IMPALA: Scalable Distributed Deep-RL with Importance Weighted Actor-Learner Architectures
Lasse Espeholt
and
Hubert Soyer
and
Remi Munos
and
Karen Simonyan
and
Volodymir Mnih
and
Tom Ward
and
Yotam Doron
and
Vlad Firoiu
and
Tim Harley
and
Iain Dunning
and
Shane Legg
and
Koray Kavukcuoglu
arXiv e-Print archive - 2018 via Local arXiv
Keywords:
cs.LG, cs.AI
First published: 2018/02/05 (6 years ago) Abstract: In this work we aim to solve a large collection of tasks using a single
reinforcement learning agent with a single set of parameters.

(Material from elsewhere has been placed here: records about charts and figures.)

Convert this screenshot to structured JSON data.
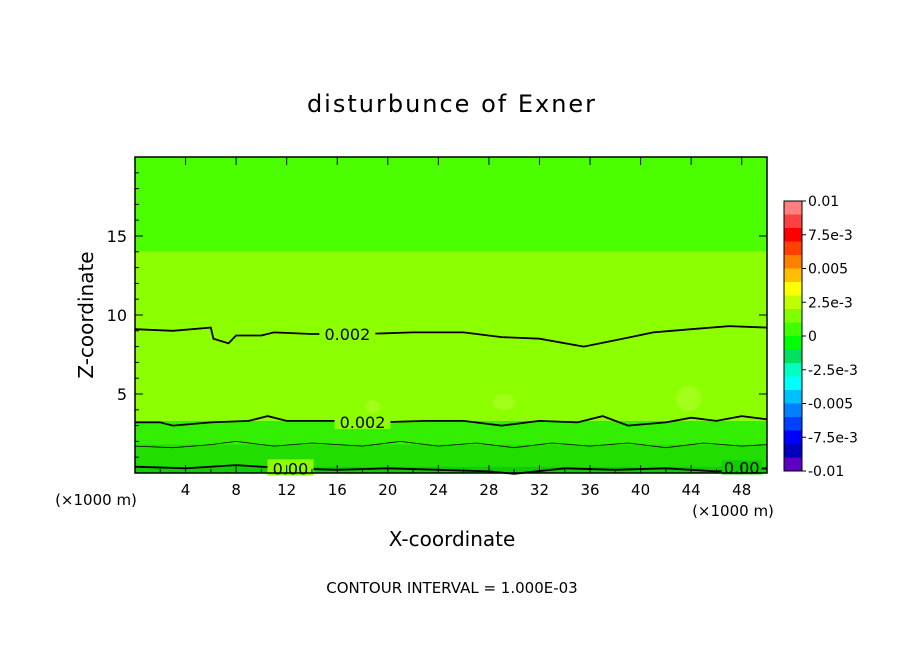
{
  "chart_data": {
    "type": "contour",
    "title": "disturbunce of Exner",
    "xlabel": "X-coordinate",
    "ylabel": "Z-coordinate",
    "x_unit_left": "(×1000 m)",
    "x_unit_right": "(×1000 m)",
    "xlim": [
      0,
      50
    ],
    "ylim": [
      0,
      20
    ],
    "x_ticks": [
      4,
      8,
      12,
      16,
      20,
      24,
      28,
      32,
      36,
      40,
      44,
      48
    ],
    "y_ticks": [
      5,
      10,
      15
    ],
    "footer": "CONTOUR INTERVAL = 1.000E-03",
    "contour_interval": 0.001,
    "bands": [
      {
        "zmin": 14,
        "zmax": 20,
        "value": 0.0015,
        "color": "#4cff00"
      },
      {
        "zmin": 3.3,
        "zmax": 14,
        "value": 0.0025,
        "color": "#8cff00"
      },
      {
        "zmin": 0,
        "zmax": 3.3,
        "value": 0.001,
        "color": "#33ee00"
      }
    ],
    "contours": [
      {
        "label": "0.002",
        "value": 0.002,
        "label_x": 16.8,
        "points": [
          [
            0,
            9.1
          ],
          [
            3,
            9.0
          ],
          [
            6,
            9.2
          ],
          [
            6.2,
            8.5
          ],
          [
            7.4,
            8.2
          ],
          [
            8,
            8.7
          ],
          [
            10,
            8.7
          ],
          [
            11,
            8.9
          ],
          [
            14,
            8.8
          ],
          [
            18,
            8.8
          ],
          [
            22,
            8.9
          ],
          [
            26,
            8.9
          ],
          [
            29,
            8.6
          ],
          [
            32,
            8.5
          ],
          [
            35.5,
            8.0
          ],
          [
            38,
            8.4
          ],
          [
            41,
            8.9
          ],
          [
            44,
            9.1
          ],
          [
            47,
            9.3
          ],
          [
            50,
            9.2
          ]
        ]
      },
      {
        "label": "0.002",
        "value": 0.002,
        "label_x": 18.0,
        "points": [
          [
            0,
            3.2
          ],
          [
            2,
            3.2
          ],
          [
            3,
            3.0
          ],
          [
            6,
            3.2
          ],
          [
            9,
            3.3
          ],
          [
            10.5,
            3.6
          ],
          [
            12,
            3.3
          ],
          [
            16,
            3.3
          ],
          [
            19,
            3.2
          ],
          [
            23,
            3.3
          ],
          [
            26,
            3.3
          ],
          [
            29,
            3.0
          ],
          [
            32,
            3.3
          ],
          [
            35,
            3.2
          ],
          [
            37,
            3.6
          ],
          [
            39,
            3.0
          ],
          [
            42,
            3.2
          ],
          [
            44,
            3.5
          ],
          [
            46,
            3.3
          ],
          [
            48,
            3.6
          ],
          [
            50,
            3.4
          ]
        ]
      },
      {
        "label": "",
        "value": 0.001,
        "label_x": null,
        "points": [
          [
            0,
            1.7
          ],
          [
            3,
            1.6
          ],
          [
            6,
            1.8
          ],
          [
            8,
            2.0
          ],
          [
            11,
            1.7
          ],
          [
            14,
            1.9
          ],
          [
            18,
            1.7
          ],
          [
            21,
            2.0
          ],
          [
            24,
            1.7
          ],
          [
            27,
            1.9
          ],
          [
            30,
            1.6
          ],
          [
            33,
            1.9
          ],
          [
            36,
            1.7
          ],
          [
            39,
            1.9
          ],
          [
            42,
            1.6
          ],
          [
            45,
            1.9
          ],
          [
            48,
            1.7
          ],
          [
            50,
            1.8
          ]
        ]
      },
      {
        "label": "0.00",
        "value": 0.0,
        "label_x": 12.3,
        "points": [
          [
            0,
            0.4
          ],
          [
            4,
            0.3
          ],
          [
            8,
            0.5
          ],
          [
            12,
            0.3
          ],
          [
            16,
            0.2
          ],
          [
            20,
            0.3
          ],
          [
            24,
            0.2
          ],
          [
            28,
            0.1
          ],
          [
            30,
            -0.1
          ],
          [
            34,
            0.3
          ],
          [
            38,
            0.2
          ],
          [
            42,
            0.3
          ],
          [
            46,
            0.1
          ],
          [
            48,
            0.2
          ],
          [
            50,
            0.3
          ]
        ]
      }
    ],
    "blobs": [
      {
        "x": 18.8,
        "z": 4.2,
        "rx": 0.6,
        "rz": 0.4,
        "color": "#a2ff1a"
      },
      {
        "x": 29.2,
        "z": 4.5,
        "rx": 0.9,
        "rz": 0.5,
        "color": "#a2ff1a"
      },
      {
        "x": 43.8,
        "z": 4.7,
        "rx": 1.0,
        "rz": 0.8,
        "color": "#a2ff1a"
      }
    ],
    "label_at_right": {
      "text": "0.00",
      "x": 48.0,
      "z": 0.1
    },
    "colorbar": {
      "labels": [
        "0.01",
        "7.5e-3",
        "0.005",
        "2.5e-3",
        "0",
        "-2.5e-3",
        "-0.005",
        "-7.5e-3",
        "-0.01"
      ],
      "colors": [
        "#ff8080",
        "#ff4040",
        "#ff0000",
        "#ff4000",
        "#ff8000",
        "#ffbf00",
        "#ffff00",
        "#bfff00",
        "#80ff00",
        "#40ff00",
        "#00ff00",
        "#00e060",
        "#00ffbf",
        "#00ffff",
        "#00bfff",
        "#0080ff",
        "#0040ff",
        "#0000ff",
        "#0000c0",
        "#6000c0"
      ]
    }
  }
}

A key challenge
is to handle the increased amount of data and extended training time. We have
developed a new distributed agent IMPALA (Importance Weighted Actor-Learner
Architecture) that not only uses resources more efficiently in single-machine
training but also scales to thousands of machines without sacrificing data
efficiency or resource utilisation. We achieve stable learning at high
throughput by combining decoupled acting and learning with a novel off-policy
correction method called V-trace. We demonstrate the effectiveness of IMPALA
for multi-task reinforcement learning on DMLab-30 (a set of 30 tasks from the
DeepMind Lab environment (Beattie et al., 2016)) and Atari-57 (all available
Atari games in Arcade Learning Environment (Bellemare et al., 2013a)). Our
results show that IMPALA is able to achieve better performance than previous
agents with less data, and crucially exhibits positive transfer between tasks
as a result of its multi-task approach.